Related to this is a third major problem: the impact of inflation on the distribution of wealth. Efforts to avoid paying the inflation “tax” tend to amount to shifting it onto someone else. In Turkey, companies are right to complain, albeit mostly in private, about the instability caused by inflation. But Turkey’s larger firms have the resources and know-how to protect themselves from the price hike. The rich secure their wealth with real estate and cash reserves.

The rest of the population is in a less fortunate position. According to a recent survey, more than a third of Turks are no longer able to secure their basic needs. If one also takes into account those who can only just barely secure their supply, the proportion of those affected rises to four fifths. It is clear that the poor suffer most from inflation. But Turkey’s middle class is also struggling. As it loses purchasing power and job security dwindles, a large part slips out of the middle class. This loss of status provokes both fear and anger in many people.

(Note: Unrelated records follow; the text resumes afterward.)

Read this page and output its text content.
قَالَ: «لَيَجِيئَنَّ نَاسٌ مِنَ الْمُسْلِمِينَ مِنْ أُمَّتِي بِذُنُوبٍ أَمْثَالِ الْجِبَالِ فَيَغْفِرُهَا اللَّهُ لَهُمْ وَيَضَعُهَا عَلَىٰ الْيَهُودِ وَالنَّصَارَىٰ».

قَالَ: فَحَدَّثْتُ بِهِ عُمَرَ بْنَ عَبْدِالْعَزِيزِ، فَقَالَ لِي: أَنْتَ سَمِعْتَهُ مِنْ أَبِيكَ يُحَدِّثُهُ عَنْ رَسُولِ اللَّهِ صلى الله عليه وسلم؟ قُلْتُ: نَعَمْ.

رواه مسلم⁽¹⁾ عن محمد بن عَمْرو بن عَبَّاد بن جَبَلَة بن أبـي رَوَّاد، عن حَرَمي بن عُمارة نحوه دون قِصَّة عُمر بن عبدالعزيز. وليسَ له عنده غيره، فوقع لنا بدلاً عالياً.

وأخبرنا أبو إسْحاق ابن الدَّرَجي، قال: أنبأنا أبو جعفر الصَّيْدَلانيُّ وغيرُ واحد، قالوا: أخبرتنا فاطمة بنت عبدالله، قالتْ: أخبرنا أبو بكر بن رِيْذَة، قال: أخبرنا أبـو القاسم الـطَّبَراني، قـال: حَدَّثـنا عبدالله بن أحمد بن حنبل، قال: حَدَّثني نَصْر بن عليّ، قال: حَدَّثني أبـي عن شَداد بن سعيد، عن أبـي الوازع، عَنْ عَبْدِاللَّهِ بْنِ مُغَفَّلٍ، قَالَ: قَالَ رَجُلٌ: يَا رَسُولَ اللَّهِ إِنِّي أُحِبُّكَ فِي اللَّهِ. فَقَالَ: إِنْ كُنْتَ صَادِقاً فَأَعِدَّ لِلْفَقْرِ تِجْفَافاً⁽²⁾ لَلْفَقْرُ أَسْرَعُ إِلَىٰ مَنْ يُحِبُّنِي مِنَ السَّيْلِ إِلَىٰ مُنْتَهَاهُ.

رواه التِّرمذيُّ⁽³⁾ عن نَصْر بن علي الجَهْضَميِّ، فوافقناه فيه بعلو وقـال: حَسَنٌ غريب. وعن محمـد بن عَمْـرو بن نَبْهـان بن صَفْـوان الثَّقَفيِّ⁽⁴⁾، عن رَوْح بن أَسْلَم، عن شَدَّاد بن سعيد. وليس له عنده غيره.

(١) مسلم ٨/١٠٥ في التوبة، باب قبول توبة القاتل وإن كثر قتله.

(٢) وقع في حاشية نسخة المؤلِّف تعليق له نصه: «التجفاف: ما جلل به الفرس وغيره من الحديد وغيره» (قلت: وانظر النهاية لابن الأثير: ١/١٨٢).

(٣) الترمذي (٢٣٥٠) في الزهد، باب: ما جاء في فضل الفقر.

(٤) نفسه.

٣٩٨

While inflationary policy is generally problematic, the situation in Turkey is particularly tense. Apparently, the majority of voters hold Erdogan responsible for the inflation. In polls for the upcoming elections in June 2023, he and his AK party are far behind. It is now feared that Erdogan could resort to unfair means to maintain power, for example by having his opponents imprisoned or declaring a state of emergency. In this context, Dornbusch’s insight into maintaining the almost unbearable implies something frightening. Because no situation is so bad that it cannot get worse.

The article first appeared in The Economist under the title “Lessons from Turkey on the evils of high inflation” and was translated by Cornelia Zink.

The original of this post “80 percent inflation! What we need to learn from Erdogan’s daring experiment” comes from The Economist.